IRAのテロ活動を描く場面で、爆弾の作り方や銃器の扱いが女性作家と思えない描写です。



鈴木光司さんの著作

映画にもなった「リング」「らせん」はホラーと言うよりも魂を揺さぶられる恐怖を感じさせてくれました。「リング」は呪われたビデオを見た者が、あるおまじないを実行しないと1週間後の同じ時間に命を奪われる、そしてその謎解きを中心に展開するあきらかなホラー小説です。単行本になった当初はそれほど売れませんでしたが、口コミで広がっていきました。
「らせん」は「リング」の続編ですが、普通の続編とは一線を画し、日本のバイオホラー小説の領域を開拓した作品です。
しかしながら、それ以外は不思議な因縁をテーマにしたロマンチックな作品も多い。

ループ
アメリカ モハーベ砂漠→ロスアラモス
「らせん」同様、これが続編・・・と思わせる展開が前半続きます。
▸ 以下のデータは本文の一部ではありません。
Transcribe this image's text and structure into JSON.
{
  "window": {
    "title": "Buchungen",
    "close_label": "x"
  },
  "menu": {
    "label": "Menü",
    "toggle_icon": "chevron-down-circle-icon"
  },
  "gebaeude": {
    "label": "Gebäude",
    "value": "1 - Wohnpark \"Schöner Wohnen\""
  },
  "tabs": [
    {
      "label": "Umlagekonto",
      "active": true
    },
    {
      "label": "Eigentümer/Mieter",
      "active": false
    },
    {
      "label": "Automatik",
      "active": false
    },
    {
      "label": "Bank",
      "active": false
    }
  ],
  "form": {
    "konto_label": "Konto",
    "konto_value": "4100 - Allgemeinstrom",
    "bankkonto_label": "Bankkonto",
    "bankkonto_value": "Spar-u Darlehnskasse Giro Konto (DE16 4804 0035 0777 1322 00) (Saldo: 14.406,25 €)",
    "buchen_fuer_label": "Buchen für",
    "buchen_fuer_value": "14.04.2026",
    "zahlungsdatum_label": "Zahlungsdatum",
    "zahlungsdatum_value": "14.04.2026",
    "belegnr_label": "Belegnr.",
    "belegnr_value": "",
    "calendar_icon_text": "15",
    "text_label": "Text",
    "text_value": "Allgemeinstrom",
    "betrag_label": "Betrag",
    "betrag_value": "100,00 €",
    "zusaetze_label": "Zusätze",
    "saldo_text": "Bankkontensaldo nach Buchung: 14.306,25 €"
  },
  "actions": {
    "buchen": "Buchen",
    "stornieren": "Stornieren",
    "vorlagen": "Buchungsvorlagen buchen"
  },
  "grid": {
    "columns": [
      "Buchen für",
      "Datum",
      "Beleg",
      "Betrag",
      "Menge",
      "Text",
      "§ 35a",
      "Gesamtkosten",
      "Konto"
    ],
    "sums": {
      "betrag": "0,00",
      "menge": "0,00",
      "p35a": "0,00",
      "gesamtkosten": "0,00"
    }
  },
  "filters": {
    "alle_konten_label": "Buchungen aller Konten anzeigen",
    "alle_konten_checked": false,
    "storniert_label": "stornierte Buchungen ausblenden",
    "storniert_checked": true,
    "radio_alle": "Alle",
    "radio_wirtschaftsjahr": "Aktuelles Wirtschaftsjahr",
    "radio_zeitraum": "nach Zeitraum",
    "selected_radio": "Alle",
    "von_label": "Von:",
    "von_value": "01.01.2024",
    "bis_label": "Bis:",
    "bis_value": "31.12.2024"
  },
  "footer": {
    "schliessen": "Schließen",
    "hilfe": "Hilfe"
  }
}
前2作とは違い若い力みなぎる主人公が登場します。彼は前2作同様悪魔に魂を売るでしょうか?そして意外な世界観・・・それは読んでのお楽しみ。

シーズ・ザ・デイ NEW
日本→パラオ→フィジー
17年前に太平洋横断の途中フィジー沖でヨットの沈没事故を起こした主人公。不思議な因縁で再び太平洋横断のクルージングに出る。